With the DOG Aviation RV-12 nearing the end of the build, there are really no big tasks left to complete … however, that said there is quite a mound of small tasks that need to be knocked out to get ready for the air worthiness inspection only a week away. Quite a few tasks have been completed but the two that required a little tweaking are mentioned below.
Decided it was time to install the two shin whackers (the steps) which are
passed up through an elliptical slot in the fuselage skin and bolted in place
using AN4 bolts. I discovered the clearances were a little tight for both steps
(probably due to the powder coating on the steps) which required filing away a
little material from the fuselage skin. Came up with the idea of using O rings
on the steps to protect them from being scuffed as opposed to placing an anti-slip covering over the powder coating which would hide it's beauty.

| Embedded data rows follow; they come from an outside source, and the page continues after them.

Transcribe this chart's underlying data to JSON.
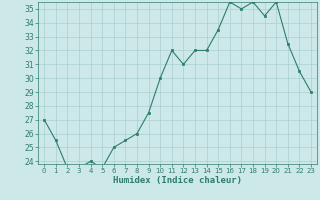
{
  "x": [
    0,
    1,
    2,
    3,
    4,
    5,
    6,
    7,
    8,
    9,
    10,
    11,
    12,
    13,
    14,
    15,
    16,
    17,
    18,
    19,
    20,
    21,
    22,
    23
  ],
  "y": [
    27,
    25.5,
    23.5,
    23.5,
    24,
    23.5,
    25,
    25.5,
    26,
    27.5,
    30,
    32,
    31,
    32,
    32,
    33.5,
    35.5,
    35,
    35.5,
    34.5,
    35.5,
    32.5,
    30.5,
    29
  ],
  "xlabel": "Humidex (Indice chaleur)",
  "xlim_min": -0.5,
  "xlim_max": 23.5,
  "ylim_min": 23.8,
  "ylim_max": 35.5,
  "yticks": [
    24,
    25,
    26,
    27,
    28,
    29,
    30,
    31,
    32,
    33,
    34,
    35
  ],
  "xticks": [
    0,
    1,
    2,
    3,
    4,
    5,
    6,
    7,
    8,
    9,
    10,
    11,
    12,
    13,
    14,
    15,
    16,
    17,
    18,
    19,
    20,
    21,
    22,
    23
  ],
  "line_color": "#2e7d6b",
  "bg_color": "#cce8e8",
  "grid_color": "#aacfcf"
}
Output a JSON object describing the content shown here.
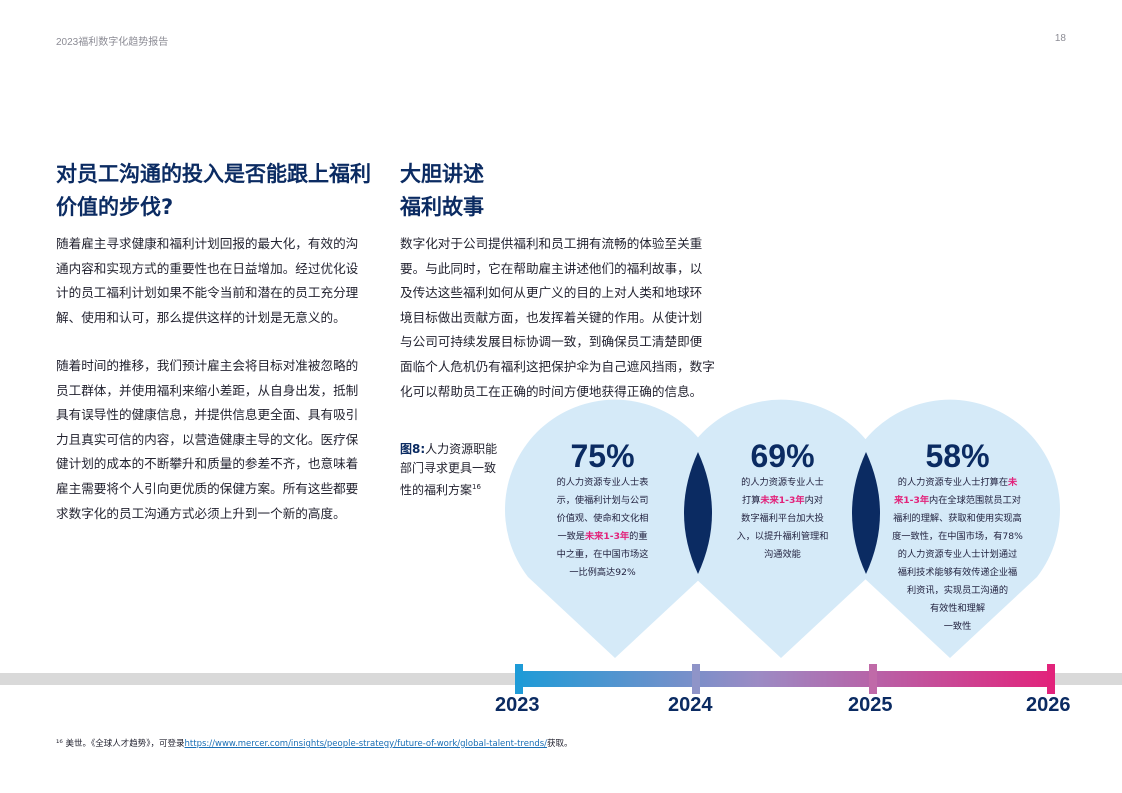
{
  "header": {
    "report_title": "2023福利数字化趋势报告",
    "page_number": "18"
  },
  "left_column": {
    "title_lines": [
      "对员工沟通的投入是否能跟上福利",
      "价值的步伐?"
    ],
    "paragraph1_lines": [
      "随着雇主寻求健康和福利计划回报的最大化，有效的沟",
      "通内容和实现方式的重要性也在日益增加。经过优化设",
      "计的员工福利计划如果不能令当前和潜在的员工充分理",
      "解、使用和认可，那么提供这样的计划是无意义的。"
    ],
    "paragraph2_lines": [
      "随着时间的推移，我们预计雇主会将目标对准被忽略的",
      "员工群体，并使用福利来缩小差距，从自身出发，抵制",
      "具有误导性的健康信息，并提供信息更全面、具有吸引",
      "力且真实可信的内容，以营造健康主导的文化。医疗保",
      "健计划的成本的不断攀升和质量的参差不齐，也意味着",
      "雇主需要将个人引向更优质的保健方案。所有这些都要",
      "求数字化的员工沟通方式必须上升到一个新的高度。"
    ]
  },
  "right_column": {
    "title_lines": [
      "大胆讲述",
      "福利故事"
    ],
    "paragraph_lines": [
      "数字化对于公司提供福利和员工拥有流畅的体验至关重",
      "要。与此同时，它在帮助雇主讲述他们的福利故事，以",
      "及传达这些福利如何从更广义的目的上对人类和地球环",
      "境目标做出贡献方面，也发挥着关键的作用。从使计划",
      "与公司可持续发展目标协调一致，到确保员工清楚即便",
      "面临个人危机仍有福利这把保护伞为自己遮风挡雨，数字",
      "化可以帮助员工在正确的时间方便地获得正确的信息。"
    ]
  },
  "figure": {
    "label": "图8:",
    "caption_lines": [
      "人力资源职能",
      "部门寻求更具一致",
      "性的福利方案"
    ],
    "caption_sup": "16",
    "stats": [
      {
        "percent": "75%",
        "lines": [
          {
            "parts": [
              {
                "t": "的人力资源专业人士表"
              }
            ]
          },
          {
            "parts": [
              {
                "t": "示，使福利计划与公司"
              }
            ]
          },
          {
            "parts": [
              {
                "t": "价值观、使命和文化相"
              }
            ]
          },
          {
            "parts": [
              {
                "t": "一致是"
              },
              {
                "t": "未来1-3年",
                "hl": true
              },
              {
                "t": "的重"
              }
            ]
          },
          {
            "parts": [
              {
                "t": "中之重，在中国市场这"
              }
            ]
          },
          {
            "parts": [
              {
                "t": "一比例高达92%"
              }
            ]
          }
        ]
      },
      {
        "percent": "69%",
        "lines": [
          {
            "parts": [
              {
                "t": "的人力资源专业人士"
              }
            ]
          },
          {
            "parts": [
              {
                "t": "打算"
              },
              {
                "t": "未来1-3年",
                "hl": true
              },
              {
                "t": "内对"
              }
            ]
          },
          {
            "parts": [
              {
                "t": "数字福利平台加大投"
              }
            ]
          },
          {
            "parts": [
              {
                "t": "入，以提升福利管理和"
              }
            ]
          },
          {
            "parts": [
              {
                "t": "沟通效能"
              }
            ]
          }
        ]
      },
      {
        "percent": "58%",
        "lines": [
          {
            "parts": [
              {
                "t": "的人力资源专业人士打算在"
              },
              {
                "t": "未",
                "hl": true
              }
            ]
          },
          {
            "parts": [
              {
                "t": "来1-3年",
                "hl": true
              },
              {
                "t": "内在全球范围就员工对"
              }
            ]
          },
          {
            "parts": [
              {
                "t": "福利的理解、获取和使用实现高"
              }
            ]
          },
          {
            "parts": [
              {
                "t": "度一致性，在中国市场，有78%"
              }
            ]
          },
          {
            "parts": [
              {
                "t": "的人力资源专业人士计划通过"
              }
            ]
          },
          {
            "parts": [
              {
                "t": "福利技术能够有效传递企业福"
              }
            ]
          },
          {
            "parts": [
              {
                "t": "利资讯，实现员工沟通的"
              }
            ]
          },
          {
            "parts": [
              {
                "t": "有效性和理解"
              }
            ]
          },
          {
            "parts": [
              {
                "t": "一致性"
              }
            ]
          }
        ]
      }
    ],
    "years": [
      "2023",
      "2024",
      "2025",
      "2026"
    ],
    "colors": {
      "drop_fill": "#d5eaf8",
      "overlap_fill": "#0b2b62",
      "gradient_start": "#1e9bd7",
      "gradient_end": "#e2237b",
      "timeline_gray": "#d9d9d9"
    }
  },
  "footnote": {
    "prefix": "¹⁶ 美世。《全球人才趋势》，可登录",
    "link": "https://www.mercer.com/insights/people-strategy/future-of-work/global-talent-trends/",
    "suffix": "获取。"
  }
}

Two years ago some rubber O
rings were installed as an experiment to see how well they would hold up ... not well they cracked, so
switched to Neoprene O rings and they seem to be holding up well after over a year. Not sure how
well these will hold up in actual use … if they don’t, will cut them off and
switch to a traditional non-skid covering.
Installing the powder coated left shin whacker (step) was just a matter
sliding the step up through a cutout in the fuselage skin and securing it to
the F-1202F bulkhead using two AN4 bolts … once the opening in the fuselage
skin was filed a little larger. A close observation will reveal neoprene O
rings have been placed on the step so shoes don’t mar the powder coating. (I
also have some O rings for the hollow tube as well).
One of the items I had been putting off was trimming the aft edge of the canopy on the left side. I have known about this for quite a while and had been
putting it off but have now finally gotten around to tweaking the fit. This was
a self-created issue, in that, it seemed having the canopy slightly skewed
allowed it to fit better on the canopy frame… so I went with that knowing the aft edge on
the left side would likely touch the rear window, and it did. Coarse sandpaper was
used to remove a little material from the aft edge of the canopy so the canopy
could be closed without touching the rear window. Once the optimum fit was achieved,
the aft edge of the canopy was sanded more using progressively smoother sandpaper
until the edge was polished smooth.
Sanding some material away from the aft edge of the canopy on the left
side so the canopy doesn’t touch the rear window when closed.